The TikTok ban looms this month, while it could still get an unlikely temporary reprieve from Biden or an even more unlikely permanent reprieve from SCOTUS.
Either way, Hank Green (talking ON TikTok, but impishly wearing a YouTube shirt) points out that, whatever the government’s motivation for wanting to ban TikTok, TikTok itself is not “the good guys”. They’re a company. They’re out for money, and they do what they need to do to make money.
I’ve been bothered by something for a while, at least since the effective death of LiveJournal, probably since the coma status of Grex, then amplified by the zombification of Twitter, and resurfacing now: We (consumers) hate monopolies because of what it does to choice and price in the marketplace, but we (consumers) love monopolies because of the convenience.
We (consumers) have made Amazon a monopoly. Sure, Amazon engaged in a few predatory practices, such as underpricing Kindle books while using proprietary file encoding, forcing publishers who wanted to stay in the e-book sphere to have Kindle and non-Kindle versions of their files (initially leading some to choose to JUST have Kindle versions, marginalizing the other e-book reader companies which were also struggling in a marketplace where they couldn’t sell their hardware on Amazon, and boy is this parenthetical getting long).
But… for the most part, Amazon is a monopoly because we love the convenience of being able to shop for nearly everything at a single website and get things delivered the next morning at 4 am.
Even though we know it’s bad for us.
Here’s where I was at only a few years ago on social media: Facebook for my longer blatherings, Twitter for my short (hot) takes, TikTok for my viewing pleasure.
All three of those are basic monopolies in their own space. After the zombification of Twitter, a few competitors popped up, with BlueSky being the most potent, but I’m still dragging my heels about getting serious there. And TikTok has Reels and YouTube Shorts as competition, but they both pale in comparison.

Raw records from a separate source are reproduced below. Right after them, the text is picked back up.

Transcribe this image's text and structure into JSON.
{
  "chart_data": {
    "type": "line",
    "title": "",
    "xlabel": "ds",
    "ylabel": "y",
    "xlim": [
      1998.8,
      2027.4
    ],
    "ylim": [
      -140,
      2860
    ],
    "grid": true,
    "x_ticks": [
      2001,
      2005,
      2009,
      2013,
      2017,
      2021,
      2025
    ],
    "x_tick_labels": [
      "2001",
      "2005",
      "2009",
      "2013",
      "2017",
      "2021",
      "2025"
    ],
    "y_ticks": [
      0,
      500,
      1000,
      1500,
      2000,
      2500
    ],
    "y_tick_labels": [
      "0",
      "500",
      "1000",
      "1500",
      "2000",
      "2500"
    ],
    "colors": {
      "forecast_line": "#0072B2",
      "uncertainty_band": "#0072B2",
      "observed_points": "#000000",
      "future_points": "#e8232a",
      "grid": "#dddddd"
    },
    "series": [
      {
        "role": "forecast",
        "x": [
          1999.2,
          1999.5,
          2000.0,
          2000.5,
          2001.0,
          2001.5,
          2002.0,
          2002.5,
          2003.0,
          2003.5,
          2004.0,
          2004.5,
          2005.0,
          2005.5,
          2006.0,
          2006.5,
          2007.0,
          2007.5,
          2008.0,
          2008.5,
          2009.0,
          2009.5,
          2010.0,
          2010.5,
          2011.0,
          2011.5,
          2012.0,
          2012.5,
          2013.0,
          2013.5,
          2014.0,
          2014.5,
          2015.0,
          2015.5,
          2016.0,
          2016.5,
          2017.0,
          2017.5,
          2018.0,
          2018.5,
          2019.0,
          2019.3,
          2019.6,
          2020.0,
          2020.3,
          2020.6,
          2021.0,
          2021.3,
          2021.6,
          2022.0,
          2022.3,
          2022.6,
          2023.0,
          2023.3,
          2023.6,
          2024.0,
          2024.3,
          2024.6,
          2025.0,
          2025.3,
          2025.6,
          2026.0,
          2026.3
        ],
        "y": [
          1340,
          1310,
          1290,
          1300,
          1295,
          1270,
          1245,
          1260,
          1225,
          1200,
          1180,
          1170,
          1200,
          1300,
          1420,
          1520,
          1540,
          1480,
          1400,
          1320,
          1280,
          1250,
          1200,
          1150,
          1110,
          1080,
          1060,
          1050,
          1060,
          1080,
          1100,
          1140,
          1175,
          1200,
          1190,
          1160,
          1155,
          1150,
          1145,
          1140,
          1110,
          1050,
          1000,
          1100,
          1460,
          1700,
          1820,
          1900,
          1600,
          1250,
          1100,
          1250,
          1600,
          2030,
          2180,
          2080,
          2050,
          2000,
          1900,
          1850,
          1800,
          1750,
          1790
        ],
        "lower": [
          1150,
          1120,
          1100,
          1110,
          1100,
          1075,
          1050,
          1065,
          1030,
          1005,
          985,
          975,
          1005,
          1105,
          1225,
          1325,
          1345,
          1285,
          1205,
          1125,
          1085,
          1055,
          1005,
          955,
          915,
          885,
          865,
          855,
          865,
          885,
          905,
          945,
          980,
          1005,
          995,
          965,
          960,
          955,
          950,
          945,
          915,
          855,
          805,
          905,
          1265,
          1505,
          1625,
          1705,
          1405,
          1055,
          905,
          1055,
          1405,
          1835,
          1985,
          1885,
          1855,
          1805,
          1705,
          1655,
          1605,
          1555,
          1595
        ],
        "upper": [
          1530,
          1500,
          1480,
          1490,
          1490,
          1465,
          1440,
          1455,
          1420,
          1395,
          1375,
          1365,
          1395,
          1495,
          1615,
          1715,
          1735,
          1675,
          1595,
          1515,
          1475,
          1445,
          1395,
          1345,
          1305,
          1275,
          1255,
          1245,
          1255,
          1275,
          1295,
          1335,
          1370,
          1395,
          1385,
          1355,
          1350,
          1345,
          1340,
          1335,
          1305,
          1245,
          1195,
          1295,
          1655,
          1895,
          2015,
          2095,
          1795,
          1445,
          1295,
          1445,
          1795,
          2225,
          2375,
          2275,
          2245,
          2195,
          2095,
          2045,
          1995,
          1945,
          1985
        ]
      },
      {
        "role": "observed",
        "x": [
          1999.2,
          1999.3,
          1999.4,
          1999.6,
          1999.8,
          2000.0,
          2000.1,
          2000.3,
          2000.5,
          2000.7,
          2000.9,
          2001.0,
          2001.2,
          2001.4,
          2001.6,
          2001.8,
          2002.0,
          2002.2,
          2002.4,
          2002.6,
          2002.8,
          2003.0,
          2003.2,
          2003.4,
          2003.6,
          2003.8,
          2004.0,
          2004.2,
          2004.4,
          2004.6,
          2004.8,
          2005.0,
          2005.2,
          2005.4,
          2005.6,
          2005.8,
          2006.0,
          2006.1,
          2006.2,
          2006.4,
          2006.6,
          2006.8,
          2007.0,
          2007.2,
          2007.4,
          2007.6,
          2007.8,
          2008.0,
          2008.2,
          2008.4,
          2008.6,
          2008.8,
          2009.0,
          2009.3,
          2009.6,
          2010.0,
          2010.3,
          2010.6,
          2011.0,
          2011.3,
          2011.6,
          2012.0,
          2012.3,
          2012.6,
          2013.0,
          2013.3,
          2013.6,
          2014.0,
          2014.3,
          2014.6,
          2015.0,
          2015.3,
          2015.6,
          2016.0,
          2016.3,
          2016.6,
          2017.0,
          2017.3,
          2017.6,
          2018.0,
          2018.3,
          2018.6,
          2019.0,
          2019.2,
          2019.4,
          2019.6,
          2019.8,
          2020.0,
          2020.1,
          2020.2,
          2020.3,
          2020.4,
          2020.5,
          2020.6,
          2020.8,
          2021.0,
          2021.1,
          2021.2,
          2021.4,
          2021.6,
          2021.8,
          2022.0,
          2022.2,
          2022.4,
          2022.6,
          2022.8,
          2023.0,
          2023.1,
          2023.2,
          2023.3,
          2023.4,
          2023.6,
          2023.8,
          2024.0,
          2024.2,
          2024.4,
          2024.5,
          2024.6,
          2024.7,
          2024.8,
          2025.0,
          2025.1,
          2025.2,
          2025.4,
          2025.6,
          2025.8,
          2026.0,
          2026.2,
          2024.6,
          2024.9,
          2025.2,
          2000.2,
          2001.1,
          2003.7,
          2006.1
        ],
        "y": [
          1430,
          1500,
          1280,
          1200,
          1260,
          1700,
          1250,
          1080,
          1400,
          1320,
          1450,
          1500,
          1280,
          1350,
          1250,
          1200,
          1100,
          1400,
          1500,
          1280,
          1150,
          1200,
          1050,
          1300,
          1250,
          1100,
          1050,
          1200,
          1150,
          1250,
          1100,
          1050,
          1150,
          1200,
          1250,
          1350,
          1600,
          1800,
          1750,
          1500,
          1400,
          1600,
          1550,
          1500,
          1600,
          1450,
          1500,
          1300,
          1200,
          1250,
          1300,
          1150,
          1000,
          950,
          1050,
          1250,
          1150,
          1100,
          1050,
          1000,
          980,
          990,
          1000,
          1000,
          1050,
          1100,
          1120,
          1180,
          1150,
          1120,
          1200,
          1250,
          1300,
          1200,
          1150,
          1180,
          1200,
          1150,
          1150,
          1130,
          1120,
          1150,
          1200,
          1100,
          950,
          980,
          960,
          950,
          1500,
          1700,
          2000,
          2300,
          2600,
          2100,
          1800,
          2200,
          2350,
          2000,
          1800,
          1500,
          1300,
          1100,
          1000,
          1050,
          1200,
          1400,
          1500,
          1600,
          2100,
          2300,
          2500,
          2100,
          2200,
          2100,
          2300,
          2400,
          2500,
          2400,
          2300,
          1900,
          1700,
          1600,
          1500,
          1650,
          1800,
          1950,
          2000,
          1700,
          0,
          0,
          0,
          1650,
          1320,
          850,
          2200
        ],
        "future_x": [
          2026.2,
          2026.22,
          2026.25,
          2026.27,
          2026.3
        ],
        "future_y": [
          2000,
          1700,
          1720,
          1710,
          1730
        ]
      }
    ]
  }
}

Facebook still stands alone in its space, largely because of Meta’s clear violations of anti-monopolistic habits (even Google’s attempt, Plus, to compete was squashed).
It ought to be no surprise that we are heading headlong into the same oligarchical chaos that the Robber Baron era led us to a century ago. We are doing it to ourselves. We are volunteering, in the name of convenience. We HAVE volunteered. We aren’t heading into it, we’re well into it.
Even though we know it’s bad for us.
I don’t have a solution that I could successfully implement on my own. It’s just that the looming TikTok ban is a reminder, yet again, of what we’re doing to ourselves.